The European Union does not need a new treaty or powers. It just needs a single-minded focus on one goal: economic prosperity.
This article argues that most, if not all, goals we may have as a society in Europe, including the less well quantifiable ones like social and environmental responsibility, are conditioned on one thing - economic prosperity. It then goes on to illustrate how far divorced from this goal have we really gotten.
To achieve this prosperity, we need to return the Union back to its original intent, as a federal body dedicated to economic development through a common and free market. The neglect of that purpose has been overwhelming. The European Union currently pursues a long list of goals, including (as given by the Commissioner titles): promoting the ‘European way of life,’ ‘health and animal welfare’, ‘environment, water resilience and a competitive circular economy’, ‘intergenerational fairness, youth, culture and sport’ or ‘social rights and skills, quality jobs and preparedness’. Meanwhile, the internal market has become so fragmented that, according to recent IMF analysis , internal trade barriers are equivalent to a 44 percent tariff on goods and 110 percent on services.
A recent study shows that GDPR reduced European Union technology venture investment by 26 percent relative to the US. 10 The AI Act follows the same logic, imposing technical requirements for market access on an emerging technology before Europe has even created one major AI company.
In order to achieve everything else, our proposal is that the European Union concentrate on its core function – prosperity – for the foreseeable future. Other projects are and should still be possible, but, to quote Mario Draghi, they “would be built through coalitions of willing people around shared strategic interests, recognizing that the diverse strengths that exist in Europe do not require all countries to advance at the same pace.”
We can take six practical steps now to reorient Europe towards prosperity. At a minimum, we must: enforce the internal market rules, stop directives from fragmenting it in the name of ‘harmonization’, facilitate the growth of entrepreneurial firms, focus the union on its priorities and limit the excessive flow of legislation without regard to cost.
The situation is quite critical, as Europeans we carefully, and what seems as quite intentionally, maneuvered ourselves to a position from where it will be hard to economically compete with the US and Asia. What we still have are remnants of bygone eras, and the efforts to set the course straight are lackluster. We do not have the time to procrastinate on this.

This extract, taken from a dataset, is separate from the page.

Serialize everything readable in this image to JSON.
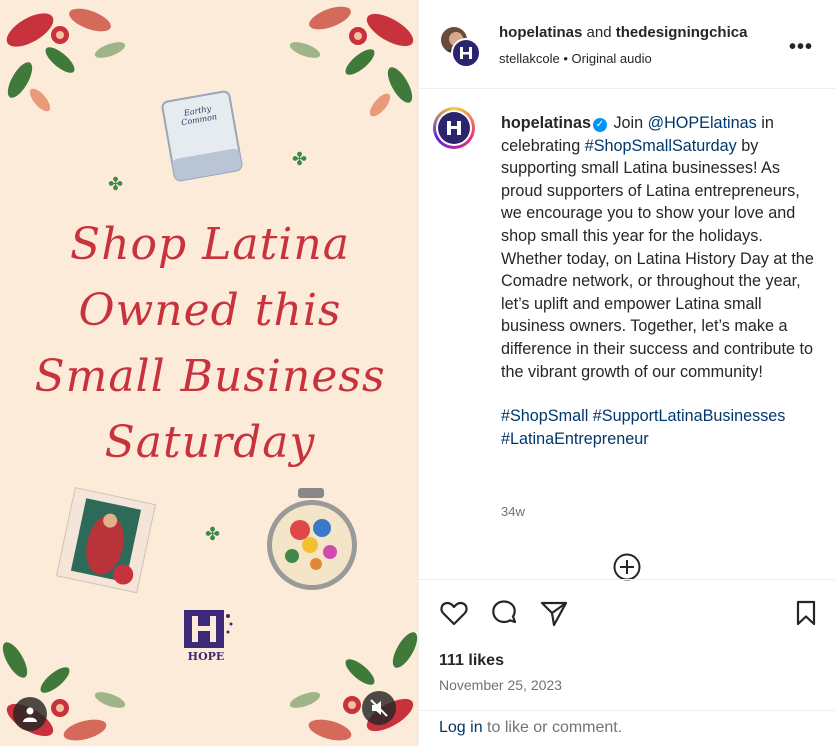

It is essential that this time the European Union gets it right and creates a regime that is truly comprehensive and appealing for businesses that want to scale up across Europe, and for venture capital that wants to invest, and crucially, exit, in Europe. […] The US demonstrated the power of this solution when it allowed companies to bypass state securities laws by being regulated at the federal level – late-stage firms became four times more likely to attract out-of-state investors.
[…] the European Union fails at submitting new rules to a rigorous analysis of their costs and benefits. The Commission does have the duty to run an initial cost and benefits analysis of draft legislation. However, the Parliament and the Council, when they rewrite the law, often in private meetings (called ‘Trilogues’), are not required to check the costs and benefits of their own changes. This loophole leads to duplicative and often inconsistent legislation. Political deals get made without anyone knowing their true cost. This allows politicians to avoid confronting the cost that new rules imposed on citizens and businesses.

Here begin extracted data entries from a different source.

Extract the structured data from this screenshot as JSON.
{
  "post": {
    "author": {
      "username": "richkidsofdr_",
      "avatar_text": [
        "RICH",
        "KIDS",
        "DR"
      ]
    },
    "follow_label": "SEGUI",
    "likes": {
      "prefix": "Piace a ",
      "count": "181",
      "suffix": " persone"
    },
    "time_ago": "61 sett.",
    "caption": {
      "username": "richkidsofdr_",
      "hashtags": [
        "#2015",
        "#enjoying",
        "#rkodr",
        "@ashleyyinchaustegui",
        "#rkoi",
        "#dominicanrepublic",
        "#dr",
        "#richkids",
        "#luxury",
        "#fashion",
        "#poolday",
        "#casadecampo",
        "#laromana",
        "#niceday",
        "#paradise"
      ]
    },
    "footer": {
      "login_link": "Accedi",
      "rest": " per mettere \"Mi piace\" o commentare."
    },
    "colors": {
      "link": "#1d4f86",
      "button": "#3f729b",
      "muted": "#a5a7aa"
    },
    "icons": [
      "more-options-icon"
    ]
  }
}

To fix this, we need to make cost-benefit analysis (in European Union parlance ‘Impact Assessment’) an integral part of the entire process. First, the Parliament and the Council must each set up their own independent teams of experts to assess the impact of new laws. Second, a new rule must require them to use these teams. Whenever a change is proposed to a law that alters its purpose, key terms, or costs, the team must produce a short, public report on the effects. This report must be available before a final deal is made, so that everyone is working with up-to-date information. This last change can deliver two benefits. Laws that state their costs and benefits strengthen democracy: voters and representatives can judge the trade-offs.

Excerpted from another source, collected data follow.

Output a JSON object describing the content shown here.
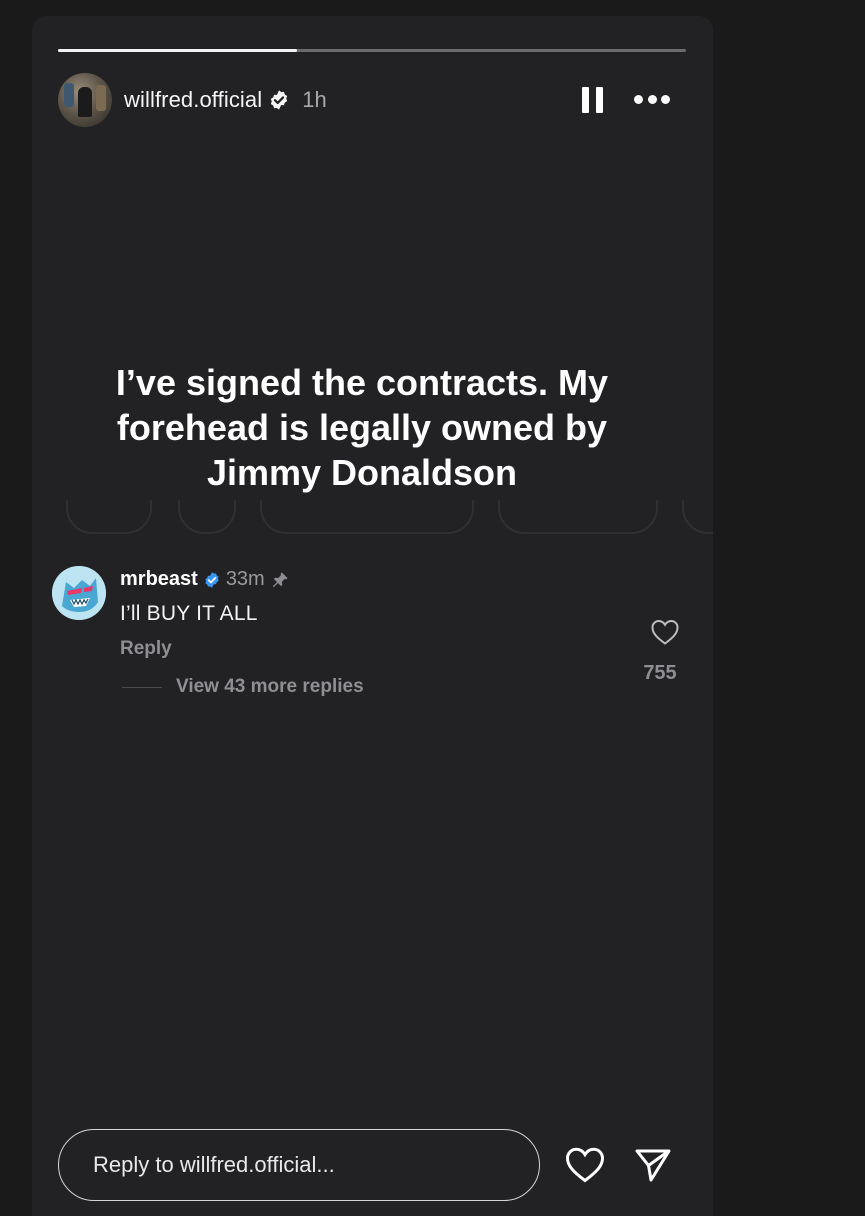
{
  "story": {
    "progress": 0.38,
    "username": "willfred.official",
    "time_ago": "1h",
    "text": "I’ve signed the contracts. My forehead is legally owned by Jimmy Donaldson"
  },
  "comment": {
    "username": "mrbeast",
    "time_ago": "33m",
    "text": "I’ll BUY IT ALL",
    "reply_label": "Reply",
    "likes": "755",
    "view_replies": "View 43 more replies"
  },
  "footer": {
    "reply_placeholder": "Reply to willfred.official..."
  },
  "colors": {
    "background": "#1a1a1b",
    "story_bg": "#222224",
    "verified": "#3897f0",
    "muted_text": "#8f8f93"
  },
  "icons": [
    "verified-icon",
    "pause-icon",
    "more-icon",
    "pin-icon",
    "like-icon",
    "heart-icon",
    "send-icon"
  ]
}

There is another relevant opinion that deals with labor laws specifically that appeared in The Economist recently:
[…] the sheer difficulty of shedding staff en masse—a reality of corporate life—steers Europe’s biggest companies away from making risky bets in innovative fields. In particular, investments in disruptive breakthroughs (think of the kinds of whizzy products that mostly come out of Silicon Valley, from artificial-intelligence models to driverless cars) require the ability for big companies to hire lots of staff, then later fire most of them if the projects don’t pan out. High restructuring costs in Europe make such investments unviable—with a catastrophic knock-on impact on the continent’s economy. […] An American firm shedding workers will incur costs equivalent to paying those sacked for seven months and be done with it. In Germany costs amount to 31 months of wages for each employee let go; in France 38 months. Beyond severance pay and sops to keep unions happy, the biggest expense is firms keeping unproductive workers on their books they would rather be rid of. New investments are delayed for years as dismissed employees are gradually replaced.
You don’t need to be a politician or an economist to know that sometimes the right thing to do is to do the thing you do not want to do. This holds for personal as much as economic growth. Do we (I am looking at you old people in power!) have balls to do it?